Home inspections can be a long, tedious process for homeowners hoping to sell their house for top dollar. To speed the home inspection process along, you can take care of some items before the inspection. Before inviting inspectors to come look through your home, here are a few specific things that should be looked over:
1. Aluminum Wiring
Aluminum wiring was an excellent alternative in the 1960s and 1970s when copper prices skyrocketed. Since then, it’s been discovered that aluminum wiring causes a lot of problems. Aluminum wiring corrodes when in contact with copper. This causes loosened connections, which can lead to arcing and dangerous electrical fires. If you have aluminum wiring, most likely you’ll have to have it replaced for safety reasons.
2. Check the Age of Electrical Panels
Older homes that were built before the 1930s may have electrical panels that are overloaded with the conveniences of modern living. Back in the days when these panels were built, they were adequate. Today, with dishwashers, microwaves, air conditioning/heating systems, TVs, gaming consoles, refrigerators, etc., it’s easy to see how those old systems are not equipped to handle the load.
Older homes with overloaded electrical panels will not pass a home inspection. If the system is more than 20 years old, have a trusted inspector check it for safety, at around 40 years, consider total replacements.
3. Circuit Breaker Size
When sizing breaker panels, it needs to be determined if the breaker is large enough to handle the load required by the house and the appliances inside. Most breakers are 100 or 200 amps in strength. If the panels being inspected will not meet the electrical need, it is recommended that they are upgraded to at least that strength. If your home demands more electricity than your circuit breaker is built to handle, you’ll end up dealing with broken fuses, tripped circuits, and blackouts. An additional breaker box may be required if the home has more technology than usual to ensure overloading is not an issue.
4. GFCIs in Appropriate Locations
New codes in the last several years now require that Ground Fault Circuit Interrupters(GFCI’s) are installed on certain areas of your home. You’ll need GFCI’s in unfinished areas of your home, garages, outdoor living areas, and anything near a water source (kitchen, bathroom, laundry room). Keep your Kansas City home safer with GFCI’s installed in all the right places.
5. 3-Pronged Outlets Must Be Grounded
Ensure that the old 2-prong outlets are not just replaced with 3-prong covers, but are actually grounded so that they are safe to use. Every single box in the residence should be grounded. To check for grounding, insert one prong of a circuit tester into the receptacle’s hot slot (the shorter one), and touch the other to a screw that secures the cover plate. The tester should light up. If it does not, the box is not grounded. You can install a GFCI (see #5 above) or call an electrician to fix the wiring.

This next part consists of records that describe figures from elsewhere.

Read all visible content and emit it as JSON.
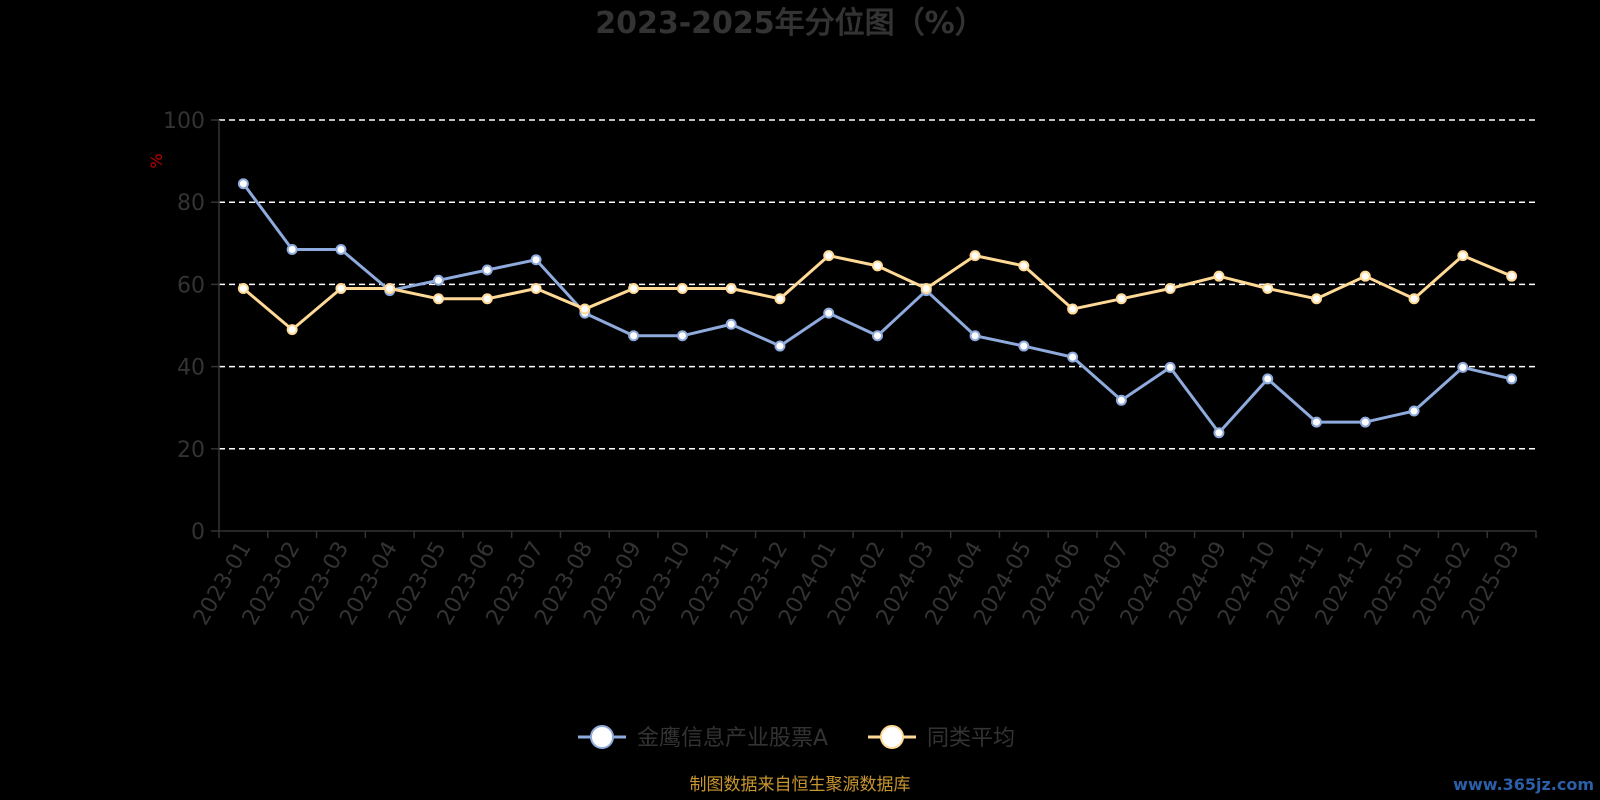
{
  "chart_data": {
    "type": "line",
    "title": "2023-2025年分位图（%）",
    "ylabel": "%",
    "ylim": [
      0,
      100
    ],
    "yticks": [
      0,
      20,
      40,
      60,
      80,
      100
    ],
    "grid": true,
    "legend_position": "bottom-center",
    "categories": [
      "2023-01",
      "2023-02",
      "2023-03",
      "2023-04",
      "2023-05",
      "2023-06",
      "2023-07",
      "2023-08",
      "2023-09",
      "2023-10",
      "2023-11",
      "2023-12",
      "2024-01",
      "2024-02",
      "2024-03",
      "2024-04",
      "2024-05",
      "2024-06",
      "2024-07",
      "2024-08",
      "2024-09",
      "2024-10",
      "2024-11",
      "2024-12",
      "2025-01",
      "2025-02",
      "2025-03"
    ],
    "series": [
      {
        "name": "金鹰信息产业股票A",
        "color": "#8faadc",
        "values": [
          84.5,
          68.5,
          68.5,
          58.5,
          61,
          63.5,
          66,
          53,
          47.5,
          47.5,
          50.3,
          45,
          53,
          47.5,
          58.5,
          47.5,
          45,
          42.3,
          31.8,
          39.8,
          23.9,
          37,
          26.5,
          26.5,
          29.2,
          39.8,
          37
        ]
      },
      {
        "name": "同类平均",
        "color": "#ffd996",
        "values": [
          59,
          49,
          59,
          59,
          56.5,
          56.5,
          59,
          54,
          59,
          59,
          59,
          56.5,
          67,
          64.5,
          59,
          67,
          64.5,
          54,
          56.5,
          59,
          62,
          59,
          56.5,
          62,
          56.5,
          67,
          62
        ]
      }
    ]
  },
  "footer": {
    "source": "制图数据来自恒生聚源数据库",
    "watermark": "www.365jz.com"
  }
}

6. Get Rid of Extension Cords
As far as the codes on extension cords go, it’s easier to just get rid of them altogether before an inspection. Electrical best practices say that extension cords can only be used to provide temporary power. They shouldn’t be run under rugs or pulled through any windows or doors. Since they may not replace the permanent wiring, remove all extension cords before an official inspection.